Haq declined to comment on whether the United Nations viewed the situation in Tunisia as a coup or not.
Human rights group Amnesty International urged Saied to “publicly commit to respecting and protecting human rights, including the rights to freedom of expression, association and peaceful assembly”.
It also denounced as “outrageous” Monday’s forced closure of television network Al Jazeera’s Tunis bureau, calling it a “deeply worrying precedent signalling that human rights are in danger”.

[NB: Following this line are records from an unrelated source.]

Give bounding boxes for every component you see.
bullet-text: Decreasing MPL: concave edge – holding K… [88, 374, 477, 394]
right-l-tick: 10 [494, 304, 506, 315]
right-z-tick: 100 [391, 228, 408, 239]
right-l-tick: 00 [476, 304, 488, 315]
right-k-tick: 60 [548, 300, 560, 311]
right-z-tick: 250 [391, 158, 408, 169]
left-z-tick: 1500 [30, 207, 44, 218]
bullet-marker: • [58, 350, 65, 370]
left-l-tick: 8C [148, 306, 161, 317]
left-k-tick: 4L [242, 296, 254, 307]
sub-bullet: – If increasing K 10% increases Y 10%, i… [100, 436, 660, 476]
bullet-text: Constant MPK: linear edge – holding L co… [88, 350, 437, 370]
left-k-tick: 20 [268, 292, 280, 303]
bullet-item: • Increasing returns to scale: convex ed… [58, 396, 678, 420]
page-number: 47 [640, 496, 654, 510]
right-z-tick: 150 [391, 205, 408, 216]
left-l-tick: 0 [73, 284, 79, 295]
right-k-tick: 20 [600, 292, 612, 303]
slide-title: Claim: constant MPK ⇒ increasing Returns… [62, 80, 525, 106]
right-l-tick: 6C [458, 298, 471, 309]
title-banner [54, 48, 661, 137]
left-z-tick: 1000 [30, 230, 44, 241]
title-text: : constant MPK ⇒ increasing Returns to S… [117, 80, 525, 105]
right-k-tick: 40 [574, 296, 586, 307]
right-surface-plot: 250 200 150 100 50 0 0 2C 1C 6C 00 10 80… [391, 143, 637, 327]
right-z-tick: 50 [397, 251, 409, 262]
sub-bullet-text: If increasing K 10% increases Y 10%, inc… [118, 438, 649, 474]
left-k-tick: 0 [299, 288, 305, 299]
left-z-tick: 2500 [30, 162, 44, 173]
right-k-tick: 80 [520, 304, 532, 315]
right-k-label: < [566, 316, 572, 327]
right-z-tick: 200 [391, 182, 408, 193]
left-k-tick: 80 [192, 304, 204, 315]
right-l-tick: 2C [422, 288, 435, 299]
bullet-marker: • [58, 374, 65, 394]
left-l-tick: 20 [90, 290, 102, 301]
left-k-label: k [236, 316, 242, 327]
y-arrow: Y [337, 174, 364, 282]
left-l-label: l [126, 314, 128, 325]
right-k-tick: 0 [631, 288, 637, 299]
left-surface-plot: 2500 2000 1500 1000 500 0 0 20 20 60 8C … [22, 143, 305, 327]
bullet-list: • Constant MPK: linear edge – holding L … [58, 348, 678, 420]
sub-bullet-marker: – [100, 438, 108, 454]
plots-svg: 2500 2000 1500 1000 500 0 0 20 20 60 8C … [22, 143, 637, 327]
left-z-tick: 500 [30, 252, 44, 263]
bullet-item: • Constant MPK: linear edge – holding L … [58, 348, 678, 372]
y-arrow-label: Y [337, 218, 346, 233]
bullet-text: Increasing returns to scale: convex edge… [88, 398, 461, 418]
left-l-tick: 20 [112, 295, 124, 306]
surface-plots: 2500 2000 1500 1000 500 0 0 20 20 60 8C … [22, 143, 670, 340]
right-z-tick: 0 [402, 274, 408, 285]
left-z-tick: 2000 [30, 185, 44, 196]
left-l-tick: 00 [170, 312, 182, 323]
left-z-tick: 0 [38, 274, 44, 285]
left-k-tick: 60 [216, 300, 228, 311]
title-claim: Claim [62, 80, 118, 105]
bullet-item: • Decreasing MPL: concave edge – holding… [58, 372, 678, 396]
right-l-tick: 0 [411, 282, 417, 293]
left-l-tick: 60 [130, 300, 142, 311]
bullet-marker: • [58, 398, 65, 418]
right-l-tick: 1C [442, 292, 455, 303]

The European Union urged all political actors in Tunisia to respect the country’s constitution and avoid violence.
“We are closely following the latest developments in Tunisia,” a spokeswoman for the European Commission said.
“We call on all Tunisian actors to respect the Constitution, its institutions and the rule of law. We also call on them to remain calm and to avoid any resort to violence in order to preserve the stability of the country,” she said.
Kremlin spokesman Dmitri Peskov, in brief comments, said Russia was monitoring developments in Tunisia.
“We hope that nothing will threaten the stability and security of the people of that country,” he told reporters at a daily phone briefing.
The International Monetary Fund stands ready to continue to help Tunisia cope with the impact of the COVID-19 crisis, achieve a “job-rich” recovery and restore finances to a sustainable footing, a spokesperson said on Monday.
“We are closely monitoring the evolving situation in Tunisia,” the spokesperson said.
“Tunisia continues to face extraordinary socio-economic pressures, including as a result of the COVID-19 pandemic, which is causing tragic loss of life, and Tunisian’s unmet aspirations for higher, job-rich, and inclusive growth.”
The North African country is seeking a three-year $4-billion loan to help stabilise its balance of payments position after its current account deficit widened to 7.1 percent of GDP last year.